Ownership / Licensing

  1. Source code licensing / Intellectual property
    • Describe your approach to intellectual property and source code licensing. Is your product’s source code released under an open-source license?  What license do you intend to use, and is there any flexibility in your choice?  Besides source code licensing, do you claim any proprietary processes or other intellectual property that would need licensing (e.g. Software-as-a-Service)?
  2. Ownership/reuse of code
    • Describe the licensing model of your software solution. Is an ongoing subscription required, or does PCORnet maintain a perpetual license to use the solution?  If selected for use in PCORnet, would individual networks or network partners (e.g., sites) be free to use it for their own internal purposes?  Would there be any additional costs involved in this reuse?
  3. Transparency
    • Describe whether the source code can be shared with PCRF, network partners, etc., either under a Non-Disclosure/Confidentiality Agreement or some other approach. Describe any reference implementation that can prove your software’s functionality and cryptography. Will the interfaces to your software be well described and documented so that other implementations can inter-operate with your proposed approach?

Request for Proposal Timeline

Request for Proposal Timeline:

Register for an account in the SmartSimple system no later than 1/24/2019 at 5pm PT.

All proposals in response to this RFP are due no later than 2/1/19 at 5pm PT.

Evaluation of proposals will be conducted from 2/2/19 to 2/28/19. If additional information or discussions are needed with any applicants during this window, the applicant(s) will be notified.

The selection decision for the winning proposal will be made no later than 3/1/19 at 5pm PT.

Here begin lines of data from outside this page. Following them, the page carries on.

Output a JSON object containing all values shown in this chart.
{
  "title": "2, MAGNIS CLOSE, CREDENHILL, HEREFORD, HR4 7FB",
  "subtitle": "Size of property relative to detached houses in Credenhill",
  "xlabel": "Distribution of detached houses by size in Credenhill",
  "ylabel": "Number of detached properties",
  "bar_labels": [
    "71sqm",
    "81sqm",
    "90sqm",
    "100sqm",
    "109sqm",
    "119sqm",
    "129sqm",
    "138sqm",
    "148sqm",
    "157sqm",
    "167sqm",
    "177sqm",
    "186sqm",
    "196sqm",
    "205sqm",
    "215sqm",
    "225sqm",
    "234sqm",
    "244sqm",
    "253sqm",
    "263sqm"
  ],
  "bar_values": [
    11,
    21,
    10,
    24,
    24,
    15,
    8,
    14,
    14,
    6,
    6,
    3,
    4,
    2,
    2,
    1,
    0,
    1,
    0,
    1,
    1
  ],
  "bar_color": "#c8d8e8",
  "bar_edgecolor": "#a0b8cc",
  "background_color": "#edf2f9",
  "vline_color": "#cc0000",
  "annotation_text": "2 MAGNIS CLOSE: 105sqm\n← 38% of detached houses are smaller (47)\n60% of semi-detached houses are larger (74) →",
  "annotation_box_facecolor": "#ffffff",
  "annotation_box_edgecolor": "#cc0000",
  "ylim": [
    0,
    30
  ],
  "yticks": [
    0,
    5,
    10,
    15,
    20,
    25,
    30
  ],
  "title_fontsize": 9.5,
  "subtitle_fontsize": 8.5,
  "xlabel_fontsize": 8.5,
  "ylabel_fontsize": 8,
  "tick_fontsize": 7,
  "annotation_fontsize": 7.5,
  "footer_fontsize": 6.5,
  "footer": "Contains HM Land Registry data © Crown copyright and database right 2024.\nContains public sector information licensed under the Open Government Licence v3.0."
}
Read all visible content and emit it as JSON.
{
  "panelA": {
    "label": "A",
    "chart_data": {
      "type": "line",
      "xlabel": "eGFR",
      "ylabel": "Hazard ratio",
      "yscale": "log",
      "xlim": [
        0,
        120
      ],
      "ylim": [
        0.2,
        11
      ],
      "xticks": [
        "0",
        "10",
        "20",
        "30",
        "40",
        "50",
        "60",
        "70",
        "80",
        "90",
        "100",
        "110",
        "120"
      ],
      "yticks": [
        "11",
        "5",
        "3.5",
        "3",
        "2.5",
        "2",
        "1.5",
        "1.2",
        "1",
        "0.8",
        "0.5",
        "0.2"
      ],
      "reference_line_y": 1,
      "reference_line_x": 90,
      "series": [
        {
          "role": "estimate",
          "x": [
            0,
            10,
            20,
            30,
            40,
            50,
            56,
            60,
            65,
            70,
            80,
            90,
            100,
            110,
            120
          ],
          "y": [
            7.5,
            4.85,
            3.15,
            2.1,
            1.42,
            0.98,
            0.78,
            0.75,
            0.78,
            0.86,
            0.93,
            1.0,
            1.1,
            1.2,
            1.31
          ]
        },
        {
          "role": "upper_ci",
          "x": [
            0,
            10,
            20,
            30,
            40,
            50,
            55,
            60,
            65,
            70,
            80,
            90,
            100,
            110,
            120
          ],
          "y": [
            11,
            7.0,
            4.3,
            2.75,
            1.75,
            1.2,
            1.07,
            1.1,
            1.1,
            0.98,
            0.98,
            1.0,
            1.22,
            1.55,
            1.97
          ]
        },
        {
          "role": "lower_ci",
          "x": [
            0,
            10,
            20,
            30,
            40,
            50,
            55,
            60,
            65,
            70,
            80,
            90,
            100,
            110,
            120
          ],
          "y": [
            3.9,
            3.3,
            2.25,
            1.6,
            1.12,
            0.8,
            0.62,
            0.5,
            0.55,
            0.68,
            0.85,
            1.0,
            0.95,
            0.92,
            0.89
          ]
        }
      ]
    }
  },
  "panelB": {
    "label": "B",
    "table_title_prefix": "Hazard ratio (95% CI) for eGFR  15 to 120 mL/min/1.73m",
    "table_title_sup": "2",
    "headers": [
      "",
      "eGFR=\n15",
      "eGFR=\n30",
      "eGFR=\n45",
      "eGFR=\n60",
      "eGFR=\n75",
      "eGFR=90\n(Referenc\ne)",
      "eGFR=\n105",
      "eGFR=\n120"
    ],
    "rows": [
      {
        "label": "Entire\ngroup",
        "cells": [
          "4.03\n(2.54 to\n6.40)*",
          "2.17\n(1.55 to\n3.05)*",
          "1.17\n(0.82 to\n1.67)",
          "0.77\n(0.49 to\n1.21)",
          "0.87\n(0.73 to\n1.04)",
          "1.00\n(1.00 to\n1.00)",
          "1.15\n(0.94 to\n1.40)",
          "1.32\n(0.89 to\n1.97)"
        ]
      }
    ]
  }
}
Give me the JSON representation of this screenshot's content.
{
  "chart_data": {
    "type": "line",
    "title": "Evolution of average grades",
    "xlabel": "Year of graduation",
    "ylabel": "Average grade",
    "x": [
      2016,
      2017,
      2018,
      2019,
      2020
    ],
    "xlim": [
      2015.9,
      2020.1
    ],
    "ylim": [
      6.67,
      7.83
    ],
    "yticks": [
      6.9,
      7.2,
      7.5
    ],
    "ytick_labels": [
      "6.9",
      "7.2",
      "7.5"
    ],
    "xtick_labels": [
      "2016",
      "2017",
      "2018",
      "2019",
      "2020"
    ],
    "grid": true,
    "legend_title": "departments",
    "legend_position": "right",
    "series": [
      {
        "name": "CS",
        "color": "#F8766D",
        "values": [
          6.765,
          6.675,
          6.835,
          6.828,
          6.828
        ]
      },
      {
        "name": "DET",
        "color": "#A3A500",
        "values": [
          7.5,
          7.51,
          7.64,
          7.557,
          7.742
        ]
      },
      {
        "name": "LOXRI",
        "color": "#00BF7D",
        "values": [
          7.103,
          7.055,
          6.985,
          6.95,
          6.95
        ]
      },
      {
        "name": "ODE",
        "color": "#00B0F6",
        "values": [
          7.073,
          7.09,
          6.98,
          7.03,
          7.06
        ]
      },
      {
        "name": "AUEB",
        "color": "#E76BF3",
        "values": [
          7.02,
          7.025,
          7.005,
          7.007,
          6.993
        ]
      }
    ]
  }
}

Notifications to applicants who were not selected will be completed by 3/1/19 at 5pm PT.

Upon notification, contract negotiation with the winning applicant will begin immediately.

Contact Information

Your primary point of contact is Lindsey Petro [[email protected]].


Appendix A: Budget Templates

Please prepare a budget justification (<2 pages) to accompany the following templates:


Year 1 Cost

    1. Software License
    2. Implementation Support
      1. Sites (Hashing Function)
      2. Coordinating Center (Matching Function)



Year 1 Cost

  1. Software License
  2. Ongoing Technical Support


PCRF has a 10% cap on indirect costs. For purposes of calculating the indirect costs, use the total direct costs, consisting of all direct costs and up to the first $25,000 of each subaward for the entire period of the award.